Self-supervised learning (SSL) has emerged as a desirable paradigm in computer vision due to the inability of supervised models to learn representations that can generalize in domains with limited labels. The recent popularity of SSL has led to the development of several models that make use of diverse training strategies, architectures, and data augmentation policies with no existing unified framework to study or assess their effectiveness in transfer learning. We propose a data-driven geometric strategy to analyze different SSL models using local neighborhoods in the feature space induced by each. Unlike existing approaches that consider mathematical approximations of the parameters, individual components, or optimization landscape, our work aims to explore the geometric properties of the representation manifolds learned by SSL models. Our proposed manifold graph metrics (MGMs) provide insights into the geometric similarities and differences between available SSL models, their invariances with respect to specific augmentations, and their performances on transfer learning tasks. Our key findings are two fold: (i) contrary to popular belief, the geometry of SSL models is not tied to its training paradigm (contrastive, non-contrastive, and cluster-based); (ii) we can predict the transfer learning capability for a specific model based on the geometric properties of its semantic and augmentation manifolds.

1. INTRODUCTION

Self-supervised learning (SSL) for computer vision applications has empowered deep neural networks (DNNs) to learn meaningful representations of images from unlabeled data (1; 2; 3; 4; 5; 6; 7; 8; 5; 9; 10; 11) . These methods learn a feature space embedding that is invariant to data augmentations (e.g., cropping, translation, color jitter) by maximizing the agreement between representations from different augmentations of the same image. The resulting models are then used as general-purpose feature extractors and have been shown to achieve better performance for transfer learning as compared to features obtained from a supervised model ( 12). Broadly, SSL models can be categorized into contrastive (13; 2), non-contrastive (14; 15), prototype/clustering (16; 17). There exist multiple differences in the resulting models, even among models belonging to the same category. For example, popular SSL models available as pre-trained networks (18) can differ in terms of training parameters (loss function, optimizer, learning rate), architecture (DNN backbone, projection head, momentum encoder), model initialization (weights, batch-normalization parameters, learning rate schedule), etc. Recently, researchers have focused on developing an understanding of specific components of SSL models by studying the loss function used to train the models and its impact on the learned representations.
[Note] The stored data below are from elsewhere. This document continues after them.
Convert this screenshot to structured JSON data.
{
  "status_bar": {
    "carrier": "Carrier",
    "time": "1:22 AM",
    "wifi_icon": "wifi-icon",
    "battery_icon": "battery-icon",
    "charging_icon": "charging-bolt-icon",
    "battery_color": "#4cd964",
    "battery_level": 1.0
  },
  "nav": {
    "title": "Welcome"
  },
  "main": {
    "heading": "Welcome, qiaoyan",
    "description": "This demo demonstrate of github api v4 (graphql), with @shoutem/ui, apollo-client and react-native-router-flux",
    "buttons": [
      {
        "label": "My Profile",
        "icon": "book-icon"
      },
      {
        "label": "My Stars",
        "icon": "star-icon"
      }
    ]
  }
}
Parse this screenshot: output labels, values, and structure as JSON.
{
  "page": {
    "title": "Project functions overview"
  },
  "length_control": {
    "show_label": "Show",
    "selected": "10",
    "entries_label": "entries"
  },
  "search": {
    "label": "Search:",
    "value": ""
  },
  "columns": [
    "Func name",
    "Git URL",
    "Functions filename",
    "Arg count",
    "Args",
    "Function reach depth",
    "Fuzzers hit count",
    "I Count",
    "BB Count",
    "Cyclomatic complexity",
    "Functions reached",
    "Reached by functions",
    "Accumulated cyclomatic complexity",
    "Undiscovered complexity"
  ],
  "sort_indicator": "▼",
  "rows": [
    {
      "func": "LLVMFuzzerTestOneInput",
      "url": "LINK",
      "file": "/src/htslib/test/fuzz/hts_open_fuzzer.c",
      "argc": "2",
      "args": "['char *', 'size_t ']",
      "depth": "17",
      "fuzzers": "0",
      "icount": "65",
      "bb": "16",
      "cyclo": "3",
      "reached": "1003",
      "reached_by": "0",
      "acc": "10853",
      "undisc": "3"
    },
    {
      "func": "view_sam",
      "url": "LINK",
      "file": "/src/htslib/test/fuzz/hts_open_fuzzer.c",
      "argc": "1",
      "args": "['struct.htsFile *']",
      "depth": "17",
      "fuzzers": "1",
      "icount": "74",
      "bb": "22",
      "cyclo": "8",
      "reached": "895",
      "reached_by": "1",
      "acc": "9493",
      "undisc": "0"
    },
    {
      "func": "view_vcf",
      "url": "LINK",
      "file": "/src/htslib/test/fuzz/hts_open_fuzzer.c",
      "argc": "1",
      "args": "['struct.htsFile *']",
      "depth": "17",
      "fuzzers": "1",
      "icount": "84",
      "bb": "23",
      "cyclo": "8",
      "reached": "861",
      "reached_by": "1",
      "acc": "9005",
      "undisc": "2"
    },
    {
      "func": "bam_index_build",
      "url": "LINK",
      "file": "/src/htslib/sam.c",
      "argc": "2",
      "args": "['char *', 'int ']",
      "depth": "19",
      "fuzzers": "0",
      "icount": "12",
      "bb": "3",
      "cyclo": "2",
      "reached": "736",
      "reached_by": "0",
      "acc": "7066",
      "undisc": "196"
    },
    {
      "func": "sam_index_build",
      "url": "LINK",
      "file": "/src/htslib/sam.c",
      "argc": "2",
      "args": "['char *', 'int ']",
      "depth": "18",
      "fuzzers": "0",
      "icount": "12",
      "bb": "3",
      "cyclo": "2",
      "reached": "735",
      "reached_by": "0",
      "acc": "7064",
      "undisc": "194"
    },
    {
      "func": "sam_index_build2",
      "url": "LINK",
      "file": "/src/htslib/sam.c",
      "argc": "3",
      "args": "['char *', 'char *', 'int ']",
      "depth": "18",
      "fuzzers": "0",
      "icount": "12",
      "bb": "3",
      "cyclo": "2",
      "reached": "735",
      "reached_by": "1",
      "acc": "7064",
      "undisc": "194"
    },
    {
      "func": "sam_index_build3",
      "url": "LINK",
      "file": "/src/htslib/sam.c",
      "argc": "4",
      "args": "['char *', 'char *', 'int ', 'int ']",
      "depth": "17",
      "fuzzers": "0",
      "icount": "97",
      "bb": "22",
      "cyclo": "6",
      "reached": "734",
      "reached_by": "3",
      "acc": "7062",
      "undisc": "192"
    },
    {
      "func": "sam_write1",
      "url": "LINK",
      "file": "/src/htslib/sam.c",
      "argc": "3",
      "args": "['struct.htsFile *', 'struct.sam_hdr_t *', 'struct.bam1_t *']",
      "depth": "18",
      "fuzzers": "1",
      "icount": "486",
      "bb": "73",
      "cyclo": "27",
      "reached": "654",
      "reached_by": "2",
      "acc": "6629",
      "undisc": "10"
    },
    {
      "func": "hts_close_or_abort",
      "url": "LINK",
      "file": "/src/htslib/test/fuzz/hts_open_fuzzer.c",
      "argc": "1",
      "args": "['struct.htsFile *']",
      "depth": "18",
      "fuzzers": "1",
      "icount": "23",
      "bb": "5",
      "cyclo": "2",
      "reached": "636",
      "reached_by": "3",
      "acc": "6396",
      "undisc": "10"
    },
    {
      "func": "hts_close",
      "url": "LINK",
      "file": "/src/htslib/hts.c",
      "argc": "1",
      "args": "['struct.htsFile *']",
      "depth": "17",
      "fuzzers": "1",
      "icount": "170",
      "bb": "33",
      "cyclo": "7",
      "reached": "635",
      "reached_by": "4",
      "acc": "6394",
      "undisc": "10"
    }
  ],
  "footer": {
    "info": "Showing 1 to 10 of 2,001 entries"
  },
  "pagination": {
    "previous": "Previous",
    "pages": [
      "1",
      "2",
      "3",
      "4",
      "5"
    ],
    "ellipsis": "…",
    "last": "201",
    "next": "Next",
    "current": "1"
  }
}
For instance, (19) analyzes contrastive loss functions and the dimensional collapse problem. (20) also analyzes contrastive losses and describes the effect of augmentation strength as well as the importance of non-linear projection head. ( 21) quantifies the importance of data augmentations in a contrastive SSL model via a distance-based approach. (22) explores a graph formulation of contrastive loss functions with generalization guarantees on the representations learned. In ( 23), the importance of the temperature parameter used in the SSL loss function and its impact on learning is examined. ( 24) performs a spectral analysis of DNN's mapping induced by non-contrastive loss and the momentum encoder approach. However, these studies are unable to provide a unified analysis of the myriad of existing SSL models. Besides, these theoretical approaches only provide insights into the embedding obtained after the projection head, while in practice it is the mapping provided by the encoder that is actually used for transfer learning.